L’énigmatique nouveau film de Jaco Van Dormael (Le Huitième Jour) était fort attendu par tout cinéphile qui se respecte, le projet s’annonçant peu commun et d’assez grande envergure. Un film risqué, dont les premières images laissaient entrevoir quelque chose de visuellement magnifique, et qui donnait la part belle à l’imaginaire. Comme souvent dans ces cas là, le plus dur est d’avoir un scénario consistant.
Où nous découvrons donc Nemo Nobody, dernier mortel d’une société futuriste (nous sommes en 2092) au passé amnésique. L’enjeu est donc de remonter ces souvenirs pour mieux découvrir qui il est. Né en 1975, monsieur Nobody nous raconte la séparation de ses parents, son départ avec sa mère, sa vie avec son père, sa rencontre fusionnelle avec Anna, ses trois enfants avec Elise, sa rencontre avec Jeanne… Et tout cela entremêlé, comme si le jeune Nemo n’avait pu choisir quelle voie emprunter à chaque instant de sa vie. Dans un montage évidemment très complexe, mêlant passé, présent et futur, et ses différentes vies possibles et imaginables, Nemo Nobody nous entraîne dans un foisonnement de réalité et d’histoires qui vont à chaque fois découvrir ses forces et ses faiblesses. C’est ainsi qu’à chaque rencontre passionnelle, fusionnelle, ou décision drastique, il aura à en supporter les conséquences, bonnes ou mauvaises. Car Nemo, s’il peut ainsi emprunter les différents chemins qui lui sont offerts (et on cite Tennessee Williams au passage, quand même), va surtout nous montrer que quelque soit le choix validé, il n’y a jamais de bonheur absolu, et que la vie est faite de haut et de bas.

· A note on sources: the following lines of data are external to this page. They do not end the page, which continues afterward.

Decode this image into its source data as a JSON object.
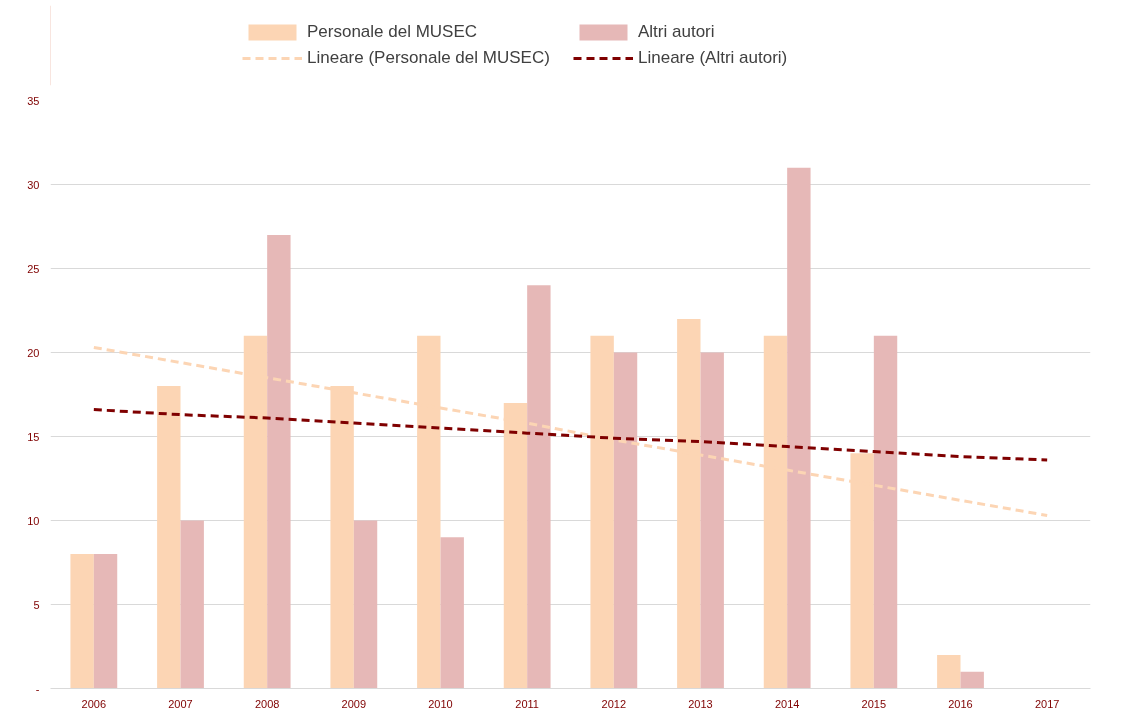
{
  "chart_data": {
    "type": "bar",
    "categories": [
      "2006",
      "2007",
      "2008",
      "2009",
      "2010",
      "2011",
      "2012",
      "2013",
      "2014",
      "2015",
      "2016",
      "2017"
    ],
    "series": [
      {
        "name": "Personale del MUSEC",
        "color": "#fcd5b4",
        "values": [
          8,
          18,
          21,
          18,
          21,
          17,
          21,
          22,
          21,
          14,
          2,
          0
        ]
      },
      {
        "name": "Altri autori",
        "color": "#e6b8b7",
        "values": [
          8,
          10,
          27,
          10,
          9,
          24,
          20,
          20,
          31,
          21,
          1,
          0
        ]
      },
      {
        "name": "Lineare (Personale del MUSEC)",
        "type": "line",
        "line_style": "dashed",
        "color": "#fcd5b4",
        "values": [
          20.3,
          19.4,
          18.5,
          17.6,
          16.7,
          15.8,
          14.8,
          13.9,
          13.0,
          12.1,
          11.2,
          10.3
        ]
      },
      {
        "name": "Lineare (Altri autori)",
        "type": "line",
        "line_style": "dashed",
        "color": "#7f0000",
        "values": [
          16.6,
          16.3,
          16.1,
          15.8,
          15.5,
          15.2,
          14.9,
          14.7,
          14.4,
          14.1,
          13.8,
          13.6
        ]
      }
    ],
    "ylim": [
      0,
      35
    ],
    "yticks": [
      {
        "value": 0,
        "label": "-"
      },
      5,
      10,
      15,
      20,
      25,
      30,
      35
    ],
    "grid": "y",
    "legend": "top"
  }
}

Magnifiquement mis en image, Mr Nobody aurait pu se révéler être un puissant chef d’œuvre (ne mâchons pas nos mots lorsque les enjeux sont aussi imposants), mais rate cette case de peu. On se retrouve au final avec une histoire d’amour bucolique, à mi chemin entre du Benjamin Button mêlé de science fiction, ou du Time Traveller’s Wife plus inspiré.. Mais si Nobody nous ressort toute les questions de métaphysique du monde (Big Bang, Big Crunch, l’effet papillon ou le pigeon.. oui, oui..), la répétition à l’infini de ces idées ne sert pas le film, qui s’embourbe dans un méli mélo de musiques faciles (la B.O. tient plus de la publicité que de morceaux originaux), et un romantisme écervelé qui sert alors plus la pensée de l’enfant que du héros avançant dans sa vie. C’est peut être ça, Mr Nobody, l’idée confuse d’un enfant de 9 ans, bloqué entre des choix impossibles, et s’évertuant à ne pas choisir. Quitte à emprunter chaque voie qui s’ouvre à lui…
Le grand spectacle se résume ainsi à cette idée, et là où on attendait une grande surprise d’un monsieur qui avait déjà sublimement mis en image le Huitième Jour, on se retrouve avec un essai de science fiction un peu trop long pour être efficace. A trop rentrer dans les arcanes du récit, Nobody se prend un peu les pieds dans son raisonnement, tout en ayant l’intelligence d’offrir une fin tout à fait maîtrisée à son héros.